Through the American Rescue Plan Act of 2021, Middletown was allocated $3 million to be used over the next year to mitigate the impact of the coronavirus pandemic, according to municipal officials.

“Once it is clear what exactly the stimulus package can be used for, we will make strategic decisions about how to best use the relief funds,” Hibell said.

Snell commended Lapp and her staff “for always keeping residents’ finances in mind when you are developing the budget.”

In comments from the dais, Perry said, “I want to thank Colleen Lapp and her staff, and our township administrator, Tony Mercantante … When you look at the lost revenue in a lot of departments last year … to come in this year and be able to offer a ($20,000) reduction in the tax levy is something to be proud of.

“There are still people affected by COVID and people who are out of work,” the mayor said, adding that municipal officials have to ensure that they will not be responsible for causing taxes to increase.

Perry said the 2021 budget continues to invest in Middletown’s infrastructure and to provide necessary services. He said that for the Township Committee and the professional staff “to come in with no increase in the tax levy is something to be proud of.”

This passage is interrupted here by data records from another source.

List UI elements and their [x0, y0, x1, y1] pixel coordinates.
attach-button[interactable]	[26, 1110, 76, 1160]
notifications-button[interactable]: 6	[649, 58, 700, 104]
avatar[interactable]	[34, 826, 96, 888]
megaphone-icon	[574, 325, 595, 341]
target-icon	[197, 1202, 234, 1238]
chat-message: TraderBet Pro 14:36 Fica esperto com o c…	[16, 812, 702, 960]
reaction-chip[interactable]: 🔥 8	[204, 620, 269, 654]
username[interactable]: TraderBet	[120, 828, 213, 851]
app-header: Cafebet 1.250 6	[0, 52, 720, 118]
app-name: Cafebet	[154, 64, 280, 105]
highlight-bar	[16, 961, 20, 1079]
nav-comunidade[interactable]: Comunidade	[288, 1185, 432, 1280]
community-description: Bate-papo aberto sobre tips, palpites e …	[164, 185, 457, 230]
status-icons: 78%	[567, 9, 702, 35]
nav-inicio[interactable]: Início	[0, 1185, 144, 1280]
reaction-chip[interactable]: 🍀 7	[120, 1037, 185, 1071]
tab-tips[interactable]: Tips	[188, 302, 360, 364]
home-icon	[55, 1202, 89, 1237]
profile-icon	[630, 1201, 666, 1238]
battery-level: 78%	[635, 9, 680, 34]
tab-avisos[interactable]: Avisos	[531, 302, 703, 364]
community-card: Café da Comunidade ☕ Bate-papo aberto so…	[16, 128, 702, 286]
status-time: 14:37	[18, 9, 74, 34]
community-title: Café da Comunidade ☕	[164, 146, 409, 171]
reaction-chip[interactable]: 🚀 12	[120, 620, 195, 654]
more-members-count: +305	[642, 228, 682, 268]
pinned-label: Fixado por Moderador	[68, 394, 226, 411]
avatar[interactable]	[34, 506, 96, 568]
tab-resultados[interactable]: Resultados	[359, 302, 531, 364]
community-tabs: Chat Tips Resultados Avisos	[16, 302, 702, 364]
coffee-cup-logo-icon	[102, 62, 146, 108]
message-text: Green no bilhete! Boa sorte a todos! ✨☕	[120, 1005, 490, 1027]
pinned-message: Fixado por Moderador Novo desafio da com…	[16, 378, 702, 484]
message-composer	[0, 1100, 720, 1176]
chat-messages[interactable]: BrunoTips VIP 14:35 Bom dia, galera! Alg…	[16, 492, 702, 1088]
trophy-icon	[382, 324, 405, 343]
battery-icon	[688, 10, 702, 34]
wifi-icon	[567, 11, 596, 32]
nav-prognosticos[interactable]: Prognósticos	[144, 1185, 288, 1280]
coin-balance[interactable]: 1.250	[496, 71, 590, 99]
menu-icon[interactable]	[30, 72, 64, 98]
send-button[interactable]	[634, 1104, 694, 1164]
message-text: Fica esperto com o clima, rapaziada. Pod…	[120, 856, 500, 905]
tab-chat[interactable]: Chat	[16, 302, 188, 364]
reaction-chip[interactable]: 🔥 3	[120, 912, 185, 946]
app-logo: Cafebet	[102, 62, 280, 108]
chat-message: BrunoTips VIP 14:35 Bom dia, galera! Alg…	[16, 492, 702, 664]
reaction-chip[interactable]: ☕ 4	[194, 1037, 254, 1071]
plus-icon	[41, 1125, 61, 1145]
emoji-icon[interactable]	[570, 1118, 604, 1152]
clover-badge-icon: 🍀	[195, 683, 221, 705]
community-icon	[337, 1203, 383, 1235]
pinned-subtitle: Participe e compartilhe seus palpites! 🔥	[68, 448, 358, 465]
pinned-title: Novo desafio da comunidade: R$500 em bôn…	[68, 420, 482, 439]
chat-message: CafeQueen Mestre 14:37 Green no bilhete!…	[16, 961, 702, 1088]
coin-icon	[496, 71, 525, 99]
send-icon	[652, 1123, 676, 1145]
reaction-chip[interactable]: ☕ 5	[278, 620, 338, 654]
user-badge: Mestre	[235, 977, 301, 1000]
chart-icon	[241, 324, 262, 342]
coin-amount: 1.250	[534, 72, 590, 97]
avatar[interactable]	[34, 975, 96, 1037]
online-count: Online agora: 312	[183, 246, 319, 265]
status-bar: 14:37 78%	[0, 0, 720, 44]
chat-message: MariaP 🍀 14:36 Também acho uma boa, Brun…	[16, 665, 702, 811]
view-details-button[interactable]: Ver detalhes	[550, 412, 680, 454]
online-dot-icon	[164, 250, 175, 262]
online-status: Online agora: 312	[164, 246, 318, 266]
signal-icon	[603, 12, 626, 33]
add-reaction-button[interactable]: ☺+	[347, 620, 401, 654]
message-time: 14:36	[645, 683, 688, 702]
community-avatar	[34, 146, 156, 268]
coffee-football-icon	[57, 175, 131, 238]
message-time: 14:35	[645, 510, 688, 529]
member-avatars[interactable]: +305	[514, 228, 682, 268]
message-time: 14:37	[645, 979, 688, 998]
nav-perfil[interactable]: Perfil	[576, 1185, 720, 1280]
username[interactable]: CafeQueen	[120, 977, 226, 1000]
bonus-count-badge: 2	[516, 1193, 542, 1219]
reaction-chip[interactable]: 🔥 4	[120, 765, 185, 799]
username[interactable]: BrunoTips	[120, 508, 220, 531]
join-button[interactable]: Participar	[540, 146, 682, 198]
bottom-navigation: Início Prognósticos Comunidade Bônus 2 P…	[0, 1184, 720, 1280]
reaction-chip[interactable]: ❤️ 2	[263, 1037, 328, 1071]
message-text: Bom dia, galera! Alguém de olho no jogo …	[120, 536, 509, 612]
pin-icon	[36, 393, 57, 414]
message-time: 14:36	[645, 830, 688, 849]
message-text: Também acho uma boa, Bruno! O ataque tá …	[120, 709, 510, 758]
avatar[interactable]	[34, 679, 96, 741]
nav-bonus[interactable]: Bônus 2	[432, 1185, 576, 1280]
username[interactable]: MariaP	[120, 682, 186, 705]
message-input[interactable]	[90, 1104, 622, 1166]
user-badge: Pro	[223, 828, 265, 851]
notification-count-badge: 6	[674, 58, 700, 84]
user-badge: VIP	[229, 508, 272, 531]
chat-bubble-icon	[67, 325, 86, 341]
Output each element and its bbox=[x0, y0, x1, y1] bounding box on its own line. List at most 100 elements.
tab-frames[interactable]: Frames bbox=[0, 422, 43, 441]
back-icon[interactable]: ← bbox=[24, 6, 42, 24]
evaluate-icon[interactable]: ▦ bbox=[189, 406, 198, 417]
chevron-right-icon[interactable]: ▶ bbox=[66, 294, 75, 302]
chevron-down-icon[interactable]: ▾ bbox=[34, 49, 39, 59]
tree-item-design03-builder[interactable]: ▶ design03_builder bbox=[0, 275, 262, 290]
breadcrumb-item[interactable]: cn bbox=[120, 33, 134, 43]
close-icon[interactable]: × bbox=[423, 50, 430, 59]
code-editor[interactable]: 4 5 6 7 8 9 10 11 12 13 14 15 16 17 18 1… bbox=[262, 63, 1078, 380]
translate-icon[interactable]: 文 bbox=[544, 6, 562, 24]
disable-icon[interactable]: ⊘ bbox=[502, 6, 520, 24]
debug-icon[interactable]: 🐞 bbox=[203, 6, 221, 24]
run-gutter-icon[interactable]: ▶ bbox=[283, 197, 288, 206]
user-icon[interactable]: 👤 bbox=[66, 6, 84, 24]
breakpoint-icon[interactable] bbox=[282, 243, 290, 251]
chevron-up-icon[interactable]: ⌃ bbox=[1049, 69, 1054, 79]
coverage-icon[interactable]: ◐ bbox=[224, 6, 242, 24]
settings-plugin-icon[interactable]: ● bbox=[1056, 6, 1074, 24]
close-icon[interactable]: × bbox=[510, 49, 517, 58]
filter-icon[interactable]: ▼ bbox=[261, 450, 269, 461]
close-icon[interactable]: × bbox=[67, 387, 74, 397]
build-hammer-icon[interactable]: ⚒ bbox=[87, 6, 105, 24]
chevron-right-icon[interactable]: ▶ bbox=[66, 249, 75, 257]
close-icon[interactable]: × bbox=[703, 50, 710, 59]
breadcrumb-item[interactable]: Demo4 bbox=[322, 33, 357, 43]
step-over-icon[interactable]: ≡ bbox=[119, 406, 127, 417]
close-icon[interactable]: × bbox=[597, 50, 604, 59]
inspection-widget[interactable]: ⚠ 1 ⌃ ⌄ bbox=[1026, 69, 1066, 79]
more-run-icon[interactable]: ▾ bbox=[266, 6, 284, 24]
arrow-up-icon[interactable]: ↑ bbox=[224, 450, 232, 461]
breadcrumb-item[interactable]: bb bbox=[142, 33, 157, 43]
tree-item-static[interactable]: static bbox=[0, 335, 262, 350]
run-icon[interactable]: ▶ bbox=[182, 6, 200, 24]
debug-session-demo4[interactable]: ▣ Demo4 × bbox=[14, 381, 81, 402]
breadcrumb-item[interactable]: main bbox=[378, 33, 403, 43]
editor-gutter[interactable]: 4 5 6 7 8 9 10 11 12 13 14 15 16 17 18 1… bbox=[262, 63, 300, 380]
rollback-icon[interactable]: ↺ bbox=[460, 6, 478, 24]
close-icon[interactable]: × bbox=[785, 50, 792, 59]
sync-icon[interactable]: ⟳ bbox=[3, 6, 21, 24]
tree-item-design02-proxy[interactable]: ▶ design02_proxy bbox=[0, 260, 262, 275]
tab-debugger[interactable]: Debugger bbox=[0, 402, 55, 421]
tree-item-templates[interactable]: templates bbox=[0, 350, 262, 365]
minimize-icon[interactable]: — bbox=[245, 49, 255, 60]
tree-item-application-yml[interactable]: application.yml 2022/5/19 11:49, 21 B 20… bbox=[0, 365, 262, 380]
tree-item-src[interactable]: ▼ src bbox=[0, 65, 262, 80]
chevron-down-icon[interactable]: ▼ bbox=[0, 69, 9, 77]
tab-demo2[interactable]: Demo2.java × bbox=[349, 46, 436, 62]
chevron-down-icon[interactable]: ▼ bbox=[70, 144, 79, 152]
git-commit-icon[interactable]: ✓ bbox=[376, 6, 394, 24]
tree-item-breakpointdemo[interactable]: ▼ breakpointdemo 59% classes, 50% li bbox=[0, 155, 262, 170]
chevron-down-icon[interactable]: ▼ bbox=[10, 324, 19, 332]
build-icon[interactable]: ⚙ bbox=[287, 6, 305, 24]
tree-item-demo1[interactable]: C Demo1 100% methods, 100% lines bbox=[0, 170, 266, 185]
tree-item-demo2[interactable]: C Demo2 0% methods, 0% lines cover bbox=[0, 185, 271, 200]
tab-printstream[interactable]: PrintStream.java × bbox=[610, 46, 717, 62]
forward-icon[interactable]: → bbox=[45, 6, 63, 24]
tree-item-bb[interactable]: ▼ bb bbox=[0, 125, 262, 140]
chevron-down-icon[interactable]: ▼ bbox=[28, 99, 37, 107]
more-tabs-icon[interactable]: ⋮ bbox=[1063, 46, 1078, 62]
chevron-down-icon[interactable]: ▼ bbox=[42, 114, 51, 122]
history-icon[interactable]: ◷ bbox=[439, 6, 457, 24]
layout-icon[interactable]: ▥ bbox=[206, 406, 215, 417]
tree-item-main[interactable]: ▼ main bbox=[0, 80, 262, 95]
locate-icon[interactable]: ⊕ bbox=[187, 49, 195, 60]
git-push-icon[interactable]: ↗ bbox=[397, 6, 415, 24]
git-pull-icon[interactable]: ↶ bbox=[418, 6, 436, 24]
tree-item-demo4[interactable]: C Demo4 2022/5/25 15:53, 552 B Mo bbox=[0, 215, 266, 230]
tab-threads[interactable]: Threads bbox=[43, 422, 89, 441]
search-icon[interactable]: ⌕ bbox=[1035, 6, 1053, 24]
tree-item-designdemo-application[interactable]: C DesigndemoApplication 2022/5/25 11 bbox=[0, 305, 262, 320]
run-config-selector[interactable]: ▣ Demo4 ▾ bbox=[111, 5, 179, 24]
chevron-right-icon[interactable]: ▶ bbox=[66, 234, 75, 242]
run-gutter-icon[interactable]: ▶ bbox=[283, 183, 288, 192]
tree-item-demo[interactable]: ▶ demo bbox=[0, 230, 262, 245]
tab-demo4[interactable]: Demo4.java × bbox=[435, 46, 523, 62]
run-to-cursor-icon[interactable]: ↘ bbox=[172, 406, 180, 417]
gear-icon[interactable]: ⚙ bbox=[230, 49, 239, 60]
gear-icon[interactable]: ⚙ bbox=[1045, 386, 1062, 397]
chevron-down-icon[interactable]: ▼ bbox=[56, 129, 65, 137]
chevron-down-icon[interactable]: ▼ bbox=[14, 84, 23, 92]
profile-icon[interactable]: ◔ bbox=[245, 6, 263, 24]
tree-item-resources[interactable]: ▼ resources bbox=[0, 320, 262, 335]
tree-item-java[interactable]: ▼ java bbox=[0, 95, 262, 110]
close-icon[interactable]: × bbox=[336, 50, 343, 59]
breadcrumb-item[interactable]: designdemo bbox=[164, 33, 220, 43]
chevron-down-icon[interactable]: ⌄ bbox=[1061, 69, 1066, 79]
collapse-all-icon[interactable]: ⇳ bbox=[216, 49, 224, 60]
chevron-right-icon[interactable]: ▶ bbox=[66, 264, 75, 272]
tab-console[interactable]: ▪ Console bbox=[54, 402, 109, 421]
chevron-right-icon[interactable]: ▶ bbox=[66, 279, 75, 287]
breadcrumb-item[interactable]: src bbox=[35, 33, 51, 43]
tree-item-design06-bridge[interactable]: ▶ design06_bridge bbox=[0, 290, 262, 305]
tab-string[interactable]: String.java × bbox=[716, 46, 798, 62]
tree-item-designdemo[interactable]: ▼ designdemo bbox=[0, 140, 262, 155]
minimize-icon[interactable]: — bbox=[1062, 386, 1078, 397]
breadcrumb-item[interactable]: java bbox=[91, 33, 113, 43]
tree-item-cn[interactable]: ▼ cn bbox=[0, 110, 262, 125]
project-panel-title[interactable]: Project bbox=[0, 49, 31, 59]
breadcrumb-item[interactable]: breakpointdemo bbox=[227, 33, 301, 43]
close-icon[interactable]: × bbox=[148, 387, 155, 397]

Middletown officials offered the following 2021 budget facts:

• Middletown continues to realize savings through revenue-enhancing shared service agreements with other municipalities (including Fair Haven, Hazlet, Highlands and Holmdel), the Middletown Board of Education and Monmouth County;

• Middletown has a shared service agreement with the county for Community Development Block Grant management that enables the township to continue its housing rehabilitation program at reduced costs;

• Healthy reserves have permitted officials to reduce the budget lines for insurance by more than $1 million;

•  Storm response costs increased by $970,000 due to an increase in the number of winter storms in 2021, coupled with reduced reserves due to the COVID-19 pandemic;

• Retirement costs increased by approximately $630,000. Municipal officials said this is a direct result of the state reducing the projected return on investment and increased retirement expenses;

• Contractual police salary increases of approximately $465,000.